Furloughs of more than 30,000 workers by United Airlines and American Airlines began Thursday after Congress was unable to come up with fresh aid for the industry, though the companies said they would reverse the cuts if Congress and the Trump administration reached an agreement. A $50 billion bailout in March obligated the carriers to hold off on job cuts through Oct. 1.
Allstate announced Wednesday that it would lay off about 3,800 employees to reduce costs. Those are about 8% of the roughly 46,000 employees Allstate had at the end of 2019.
Houghton Mifflin Harcourt, one of the country’s largest book publishers, said Thursday that it was cutting 22% of its workforce, including 525 employees who were laid off and 166 who chose to retire. The company is a major supplier of educational books and materials, a business hit hard by school closings.
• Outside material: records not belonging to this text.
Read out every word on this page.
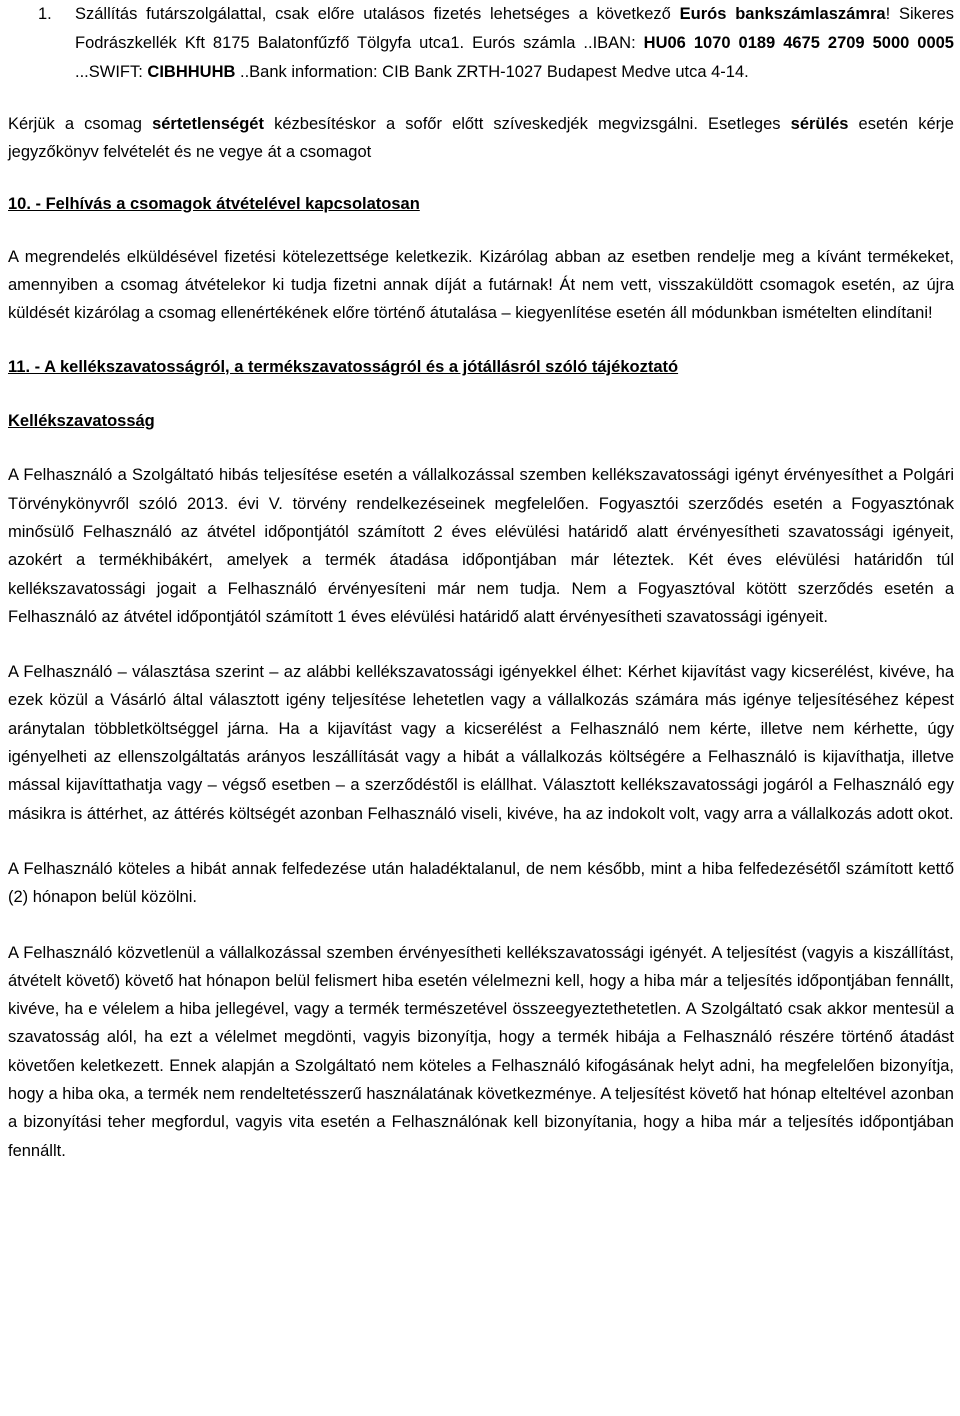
1.	Szállítás futárszolgálattal, csak előre utalásos fizetés lehetséges a következő Eurós bankszámlaszámra! Sikeres Fodrászkellék Kft 8175 Balatonfűzfő Tölgyfa utca1. Eurós számla ..IBAN: HU06 1070 0189 4675 2709 5000 0005 ...SWIFT: CIBHHUHB ..Bank information: CIB Bank ZRTH-1027 Budapest Medve utca 4-14.

Kérjük a csomag sértetlenségét kézbesítéskor a sofőr előtt szíveskedjék megvizsgálni. Esetleges sérülés esetén kérje jegyzőkönyv felvételét és ne vegye át a csomagot

10. - Felhívás a csomagok átvételével kapcsolatosan

A megrendelés elküldésével fizetési kötelezettsége keletkezik. Kizárólag abban az esetben rendelje meg a kívánt termékeket, amennyiben a csomag átvételekor ki tudja fizetni annak díját a futárnak! Át nem vett, visszaküldött csomagok esetén, az újra küldését kizárólag a csomag ellenértékének előre történő átutalása – kiegyenlítése esetén áll módunkban ismételten elindítani!

11. - A kellékszavatosságról, a termékszavatosságról és a jótállásról szóló tájékoztató

Kellékszavatosság

A Felhasználó a Szolgáltató hibás teljesítése esetén a vállalkozással szemben kellékszavatossági igényt érvényesíthet a Polgári Törvénykönyvről szóló 2013. évi V. törvény rendelkezéseinek megfelelően. Fogyasztói szerződés esetén a Fogyasztónak minősülő Felhasználó az átvétel időpontjától számított 2 éves elévülési határidő alatt érvényesítheti szavatossági igényeit, azokért a termékhibákért, amelyek a termék átadása időpontjában már léteztek. Két éves elévülési határidőn túl kellékszavatossági jogait a Felhasználó érvényesíteni már nem tudja. Nem a Fogyasztóval kötött szerződés esetén a Felhasználó az átvétel időpontjától számított 1 éves elévülési határidő alatt érvényesítheti szavatossági igényeit.

A Felhasználó – választása szerint – az alábbi kellékszavatossági igényekkel élhet: Kérhet kijavítást vagy kicserélést, kivéve, ha ezek közül a Vásárló által választott igény teljesítése lehetetlen vagy a vállalkozás számára más igénye teljesítéséhez képest aránytalan többletköltséggel járna. Ha a kijavítást vagy a kicserélést a Felhasználó nem kérte, illetve nem kérhette, úgy igényelheti az ellenszolgáltatás arányos leszállítását vagy a hibát a vállalkozás költségére a Felhasználó is kijavíthatja, illetve mással kijavíttathatja vagy – végső esetben – a szerződéstől is elállhat. Választott kellékszavatossági jogáról a Felhasználó egy másikra is áttérhet, az áttérés költségét azonban Felhasználó viseli, kivéve, ha az indokolt volt, vagy arra a vállalkozás adott okot.

A Felhasználó köteles a hibát annak felfedezése után haladéktalanul, de nem később, mint a hiba felfedezésétől számított kettő (2) hónapon belül közölni.

A Felhasználó közvetlenül a vállalkozással szemben érvényesítheti kellékszavatossági igényét. A teljesítést (vagyis a kiszállítást, átvételt követő) követő hat hónapon belül felismert hiba esetén vélelmezni kell, hogy a hiba már a teljesítés időpontjában fennállt, kivéve, ha e vélelem a hiba jellegével, vagy a termék természetével összeegyeztethetetlen. A Szolgáltató csak akkor mentesül a szavatosság alól, ha ezt a vélelmet megdönti, vagyis bizonyítja, hogy a termék hibája a Felhasználó részére történő átadást követően keletkezett. Ennek alapján a Szolgáltató nem köteles a Felhasználó kifogásának helyt adni, ha megfelelően bizonyítja, hogy a hiba oka, a termék nem rendeltetésszerű használatának következménye. A teljesítést követő hat hónap elteltével azonban a bizonyítási teher megfordul, vagyis vita esetén a Felhasználónak kell bizonyítania, hogy a hiba már a teljesítés időpontjában fennállt.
The Walt Disney Co. said Tuesday that it would eliminate 28,000 jobs, mostly at theme parks in Florida and California. Many of the workers had been on furlough since the spring, but the company said it was making the cuts permanent because of “the continued uncertainty regarding the duration of the pandemic.”
The economic picture is not completely bleak. Personal spending was up 1% last month, and readings of consumer confidence have been gaining. Helped by low mortgage rates, the housing market is on a tear in much of the country, lifting employment in residential construction 2.1% from June to August, according to the Associated General Contractors of America.
But for many Americans, the easing of economic growth has meant an unexpected return to the ranks of the unemployed.
Joann Taylor, a 45-year-old catering coordinator at a McAlister’s Deli franchise in Houston, used to work about 30 hours per week. But when the pandemic hit, her boss put her in an on-call position for deliveries only.
As a result, her hours were cut so severely — sometimes to two a week or none at all — that she qualified for unemployment insurance, including $300 a week in Texas benefits before taxes.
But when the $600 weekly supplement expired at the end of July, Taylor began struggling to pay her monthly bills, including $1,240 in rent, $180 for electricity, a $240 car payment and $155 for auto insurance.
Determined to provide for her daughters, who are 6 and 14, she used the time while underemployed to get a license to sell life and health insurance. Now she’s looking for an agency to take her on, hoping for steadier income.
Until then, without further aid from Congress, Taylor is worried about paying the rent and buying groceries.
“I will have to go to every church around me and ask for help,” she said. “I will stand in food lines with the kids because I cannot leave them at home. I will apply anywhere that I can for help because there’s no way that I can allow us to be homeless.”